What is AI Tower and where is it located?

AI Tower is Al Aliaa Developments’ first announced project in Egypt, located in the Central Business District of the New Administrative Capital. The company is positioning the building as the first AI-managed tower in Africa and the Middle East, with a system designed to manage energy, resources, and building operations.

Who are the partners on AI Tower?

Four parties are named in the launch: Honeywell for smart building technologies, Wadi El Nile Healthcare for healthcare facility operations, ACE Moharram.Bakhoum as lead engineering consultant, and Mohamed Hafez as project consultant.

Who runs Al Aliaa Developments?

The company is led by Ezzeldin Kamal as Chairperson, Adel Hegab as Co-Founder and Board Member, Fayez Kamal as CEO, and Mohamed Amer as Chief Commercial Officer. All four spoke at the June 14 launch event.

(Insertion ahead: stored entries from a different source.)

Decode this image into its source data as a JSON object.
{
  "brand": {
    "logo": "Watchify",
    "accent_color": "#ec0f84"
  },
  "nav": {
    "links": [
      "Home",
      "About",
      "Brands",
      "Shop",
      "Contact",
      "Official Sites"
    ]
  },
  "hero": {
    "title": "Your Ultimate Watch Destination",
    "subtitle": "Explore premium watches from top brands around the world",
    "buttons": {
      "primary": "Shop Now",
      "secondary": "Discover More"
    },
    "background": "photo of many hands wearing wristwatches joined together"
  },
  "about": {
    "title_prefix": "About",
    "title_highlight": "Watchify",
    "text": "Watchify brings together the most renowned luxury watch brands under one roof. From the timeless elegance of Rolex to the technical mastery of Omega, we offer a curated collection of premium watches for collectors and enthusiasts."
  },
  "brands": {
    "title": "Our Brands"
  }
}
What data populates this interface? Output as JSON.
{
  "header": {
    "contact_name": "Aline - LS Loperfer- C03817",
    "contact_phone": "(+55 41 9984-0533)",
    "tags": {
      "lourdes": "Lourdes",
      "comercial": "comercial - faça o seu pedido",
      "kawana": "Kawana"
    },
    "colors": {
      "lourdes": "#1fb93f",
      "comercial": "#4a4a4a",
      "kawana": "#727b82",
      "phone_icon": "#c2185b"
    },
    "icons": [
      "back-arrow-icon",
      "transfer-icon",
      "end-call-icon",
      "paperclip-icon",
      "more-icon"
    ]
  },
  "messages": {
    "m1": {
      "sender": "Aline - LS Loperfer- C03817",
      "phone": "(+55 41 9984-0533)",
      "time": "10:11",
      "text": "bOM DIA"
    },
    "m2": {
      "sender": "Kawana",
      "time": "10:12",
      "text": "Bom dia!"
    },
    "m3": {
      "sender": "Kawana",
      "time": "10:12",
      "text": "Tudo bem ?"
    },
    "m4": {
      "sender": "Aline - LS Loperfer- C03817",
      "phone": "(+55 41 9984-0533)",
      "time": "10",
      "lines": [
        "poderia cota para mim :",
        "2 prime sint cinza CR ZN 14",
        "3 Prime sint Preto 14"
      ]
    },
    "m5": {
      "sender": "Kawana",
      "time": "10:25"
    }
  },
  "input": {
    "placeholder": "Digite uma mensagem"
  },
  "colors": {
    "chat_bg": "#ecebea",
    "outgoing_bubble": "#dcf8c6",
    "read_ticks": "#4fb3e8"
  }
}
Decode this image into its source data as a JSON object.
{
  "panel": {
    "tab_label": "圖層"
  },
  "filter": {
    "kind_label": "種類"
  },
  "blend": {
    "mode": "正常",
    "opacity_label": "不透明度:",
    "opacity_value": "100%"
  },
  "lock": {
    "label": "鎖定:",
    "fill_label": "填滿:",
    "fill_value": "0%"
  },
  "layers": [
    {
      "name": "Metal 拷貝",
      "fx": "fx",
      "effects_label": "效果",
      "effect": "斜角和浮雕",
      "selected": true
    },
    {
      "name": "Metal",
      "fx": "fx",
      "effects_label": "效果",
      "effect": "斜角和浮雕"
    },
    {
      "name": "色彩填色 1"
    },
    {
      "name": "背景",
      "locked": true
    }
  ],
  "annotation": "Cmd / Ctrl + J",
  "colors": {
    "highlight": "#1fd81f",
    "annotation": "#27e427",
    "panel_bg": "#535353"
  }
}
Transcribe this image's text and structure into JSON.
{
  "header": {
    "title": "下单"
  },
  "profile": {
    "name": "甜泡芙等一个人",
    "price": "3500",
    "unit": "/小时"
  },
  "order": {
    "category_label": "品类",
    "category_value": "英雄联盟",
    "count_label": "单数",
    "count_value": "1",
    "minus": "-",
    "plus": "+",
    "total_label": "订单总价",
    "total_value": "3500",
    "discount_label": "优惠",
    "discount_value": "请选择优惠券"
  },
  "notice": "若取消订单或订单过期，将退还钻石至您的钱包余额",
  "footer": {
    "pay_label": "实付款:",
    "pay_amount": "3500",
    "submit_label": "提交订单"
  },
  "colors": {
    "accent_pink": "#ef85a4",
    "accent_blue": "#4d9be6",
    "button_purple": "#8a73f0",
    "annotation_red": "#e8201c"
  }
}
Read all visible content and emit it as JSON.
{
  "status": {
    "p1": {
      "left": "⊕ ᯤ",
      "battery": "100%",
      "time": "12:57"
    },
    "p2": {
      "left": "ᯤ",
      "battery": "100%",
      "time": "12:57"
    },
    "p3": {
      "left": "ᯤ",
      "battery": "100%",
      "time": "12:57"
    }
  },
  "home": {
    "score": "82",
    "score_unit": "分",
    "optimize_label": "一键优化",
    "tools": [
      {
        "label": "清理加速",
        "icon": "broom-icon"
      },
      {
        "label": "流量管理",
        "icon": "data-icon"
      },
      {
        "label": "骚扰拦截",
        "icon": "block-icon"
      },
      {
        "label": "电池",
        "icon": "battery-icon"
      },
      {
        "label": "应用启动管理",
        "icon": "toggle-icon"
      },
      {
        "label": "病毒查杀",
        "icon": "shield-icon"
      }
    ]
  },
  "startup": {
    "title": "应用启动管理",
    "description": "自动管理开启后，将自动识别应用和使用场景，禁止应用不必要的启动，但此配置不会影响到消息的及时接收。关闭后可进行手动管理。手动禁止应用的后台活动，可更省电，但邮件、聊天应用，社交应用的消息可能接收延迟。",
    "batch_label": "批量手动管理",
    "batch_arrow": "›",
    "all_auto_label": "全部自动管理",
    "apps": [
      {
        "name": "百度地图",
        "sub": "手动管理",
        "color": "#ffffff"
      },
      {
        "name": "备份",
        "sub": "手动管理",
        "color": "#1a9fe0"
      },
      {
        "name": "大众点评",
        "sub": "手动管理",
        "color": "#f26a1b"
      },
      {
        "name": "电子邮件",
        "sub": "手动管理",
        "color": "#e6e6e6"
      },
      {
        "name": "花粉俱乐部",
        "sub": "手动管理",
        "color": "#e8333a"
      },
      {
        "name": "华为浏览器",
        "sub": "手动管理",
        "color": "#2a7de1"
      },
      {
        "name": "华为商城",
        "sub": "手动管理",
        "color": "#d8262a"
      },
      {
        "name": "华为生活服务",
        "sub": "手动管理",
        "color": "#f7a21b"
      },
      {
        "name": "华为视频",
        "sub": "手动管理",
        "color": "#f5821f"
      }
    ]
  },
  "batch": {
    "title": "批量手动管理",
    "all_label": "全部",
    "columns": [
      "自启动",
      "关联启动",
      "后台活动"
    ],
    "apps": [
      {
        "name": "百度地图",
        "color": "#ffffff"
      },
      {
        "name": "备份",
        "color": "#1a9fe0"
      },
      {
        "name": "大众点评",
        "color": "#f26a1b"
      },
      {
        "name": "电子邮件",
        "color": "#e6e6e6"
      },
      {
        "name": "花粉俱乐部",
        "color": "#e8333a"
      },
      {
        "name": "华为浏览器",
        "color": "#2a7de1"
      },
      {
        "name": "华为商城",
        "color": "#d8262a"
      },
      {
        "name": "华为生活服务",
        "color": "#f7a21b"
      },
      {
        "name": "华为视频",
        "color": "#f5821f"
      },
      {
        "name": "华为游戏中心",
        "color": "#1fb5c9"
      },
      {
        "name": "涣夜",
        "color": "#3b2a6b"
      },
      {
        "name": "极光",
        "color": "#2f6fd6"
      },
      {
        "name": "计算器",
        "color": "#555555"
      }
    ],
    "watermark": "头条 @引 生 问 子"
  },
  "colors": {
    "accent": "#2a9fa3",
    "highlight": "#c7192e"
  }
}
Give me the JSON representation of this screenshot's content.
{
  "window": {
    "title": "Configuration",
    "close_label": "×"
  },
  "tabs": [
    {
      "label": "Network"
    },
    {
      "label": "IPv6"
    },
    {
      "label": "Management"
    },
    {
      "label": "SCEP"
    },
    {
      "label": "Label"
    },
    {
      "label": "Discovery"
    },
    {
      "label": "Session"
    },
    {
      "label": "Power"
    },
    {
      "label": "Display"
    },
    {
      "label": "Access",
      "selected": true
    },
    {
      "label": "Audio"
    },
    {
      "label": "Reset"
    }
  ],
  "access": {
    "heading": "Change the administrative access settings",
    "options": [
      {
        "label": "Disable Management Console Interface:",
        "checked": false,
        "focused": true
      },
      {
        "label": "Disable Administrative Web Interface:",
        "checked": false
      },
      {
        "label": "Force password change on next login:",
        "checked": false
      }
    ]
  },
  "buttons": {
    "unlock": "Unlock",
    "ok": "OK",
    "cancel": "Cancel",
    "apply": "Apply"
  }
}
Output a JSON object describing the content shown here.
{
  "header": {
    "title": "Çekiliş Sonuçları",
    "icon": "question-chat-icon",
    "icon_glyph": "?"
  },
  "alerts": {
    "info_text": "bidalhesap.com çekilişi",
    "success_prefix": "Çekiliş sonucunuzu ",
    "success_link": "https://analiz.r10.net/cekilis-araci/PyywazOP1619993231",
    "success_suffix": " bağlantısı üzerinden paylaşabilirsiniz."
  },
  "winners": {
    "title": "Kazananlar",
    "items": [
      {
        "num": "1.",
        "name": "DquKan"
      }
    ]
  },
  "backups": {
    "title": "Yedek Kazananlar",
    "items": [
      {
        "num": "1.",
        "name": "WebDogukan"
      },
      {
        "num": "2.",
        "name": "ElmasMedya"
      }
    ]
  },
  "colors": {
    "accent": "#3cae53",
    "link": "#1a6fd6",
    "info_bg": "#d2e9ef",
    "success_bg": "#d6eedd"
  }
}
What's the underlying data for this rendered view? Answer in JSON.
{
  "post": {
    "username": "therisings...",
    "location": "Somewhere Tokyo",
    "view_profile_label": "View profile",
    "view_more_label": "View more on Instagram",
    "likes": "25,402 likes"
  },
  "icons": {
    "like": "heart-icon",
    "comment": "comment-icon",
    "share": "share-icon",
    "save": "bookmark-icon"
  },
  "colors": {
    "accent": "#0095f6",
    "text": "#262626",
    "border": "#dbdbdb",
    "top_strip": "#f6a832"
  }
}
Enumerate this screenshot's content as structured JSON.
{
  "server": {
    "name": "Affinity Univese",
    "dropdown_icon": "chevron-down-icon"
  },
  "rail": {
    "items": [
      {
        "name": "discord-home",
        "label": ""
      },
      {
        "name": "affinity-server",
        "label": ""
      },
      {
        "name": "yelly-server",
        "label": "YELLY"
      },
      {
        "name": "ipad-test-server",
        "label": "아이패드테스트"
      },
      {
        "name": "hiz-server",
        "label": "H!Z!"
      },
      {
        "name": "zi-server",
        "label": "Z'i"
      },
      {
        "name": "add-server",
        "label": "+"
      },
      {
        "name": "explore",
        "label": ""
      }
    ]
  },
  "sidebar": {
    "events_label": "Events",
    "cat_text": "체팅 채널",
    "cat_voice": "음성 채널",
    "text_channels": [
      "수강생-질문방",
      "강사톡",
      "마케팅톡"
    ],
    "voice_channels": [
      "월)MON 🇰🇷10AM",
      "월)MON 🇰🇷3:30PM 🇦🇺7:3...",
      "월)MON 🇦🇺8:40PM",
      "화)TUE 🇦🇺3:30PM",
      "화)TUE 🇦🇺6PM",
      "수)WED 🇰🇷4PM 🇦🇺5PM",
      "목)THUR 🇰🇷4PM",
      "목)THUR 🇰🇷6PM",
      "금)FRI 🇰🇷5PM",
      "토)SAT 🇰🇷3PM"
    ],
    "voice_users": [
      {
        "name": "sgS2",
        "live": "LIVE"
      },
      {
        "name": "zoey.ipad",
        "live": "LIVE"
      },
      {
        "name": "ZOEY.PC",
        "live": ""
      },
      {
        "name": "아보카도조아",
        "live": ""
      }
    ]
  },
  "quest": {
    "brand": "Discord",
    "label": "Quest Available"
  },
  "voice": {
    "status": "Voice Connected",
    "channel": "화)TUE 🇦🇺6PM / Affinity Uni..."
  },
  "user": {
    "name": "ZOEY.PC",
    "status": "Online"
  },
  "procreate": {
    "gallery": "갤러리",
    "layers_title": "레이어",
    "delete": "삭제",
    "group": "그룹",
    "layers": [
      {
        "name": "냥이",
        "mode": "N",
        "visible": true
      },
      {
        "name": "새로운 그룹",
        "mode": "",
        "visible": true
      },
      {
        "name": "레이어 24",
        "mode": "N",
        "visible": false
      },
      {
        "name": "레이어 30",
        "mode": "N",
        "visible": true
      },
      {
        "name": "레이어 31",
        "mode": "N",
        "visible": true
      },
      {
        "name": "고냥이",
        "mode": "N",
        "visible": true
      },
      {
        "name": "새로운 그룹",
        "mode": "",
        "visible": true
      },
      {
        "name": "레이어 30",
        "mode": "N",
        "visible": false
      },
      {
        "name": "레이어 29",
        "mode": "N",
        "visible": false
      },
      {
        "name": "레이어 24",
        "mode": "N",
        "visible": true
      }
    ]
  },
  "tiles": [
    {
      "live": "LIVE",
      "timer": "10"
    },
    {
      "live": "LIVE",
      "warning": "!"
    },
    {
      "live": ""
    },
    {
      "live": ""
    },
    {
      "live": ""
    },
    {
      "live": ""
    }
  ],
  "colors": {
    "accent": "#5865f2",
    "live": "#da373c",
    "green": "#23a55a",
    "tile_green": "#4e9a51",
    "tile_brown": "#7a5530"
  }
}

What comes after AI Tower?

The chairman has said the company is preparing to announce a new project in East Cairo as part of a broader investment pipeline. The company has not yet disclosed the size, sector, or timeline of that project.

Disclaimer: This article is for informational purposes only and does not constitute investment advice. Real estate investments carry risk, including loss of capital. Figures cited are accurate as of publication (June 2026) and may change. Consult a qualified financial professional before making any investment decision.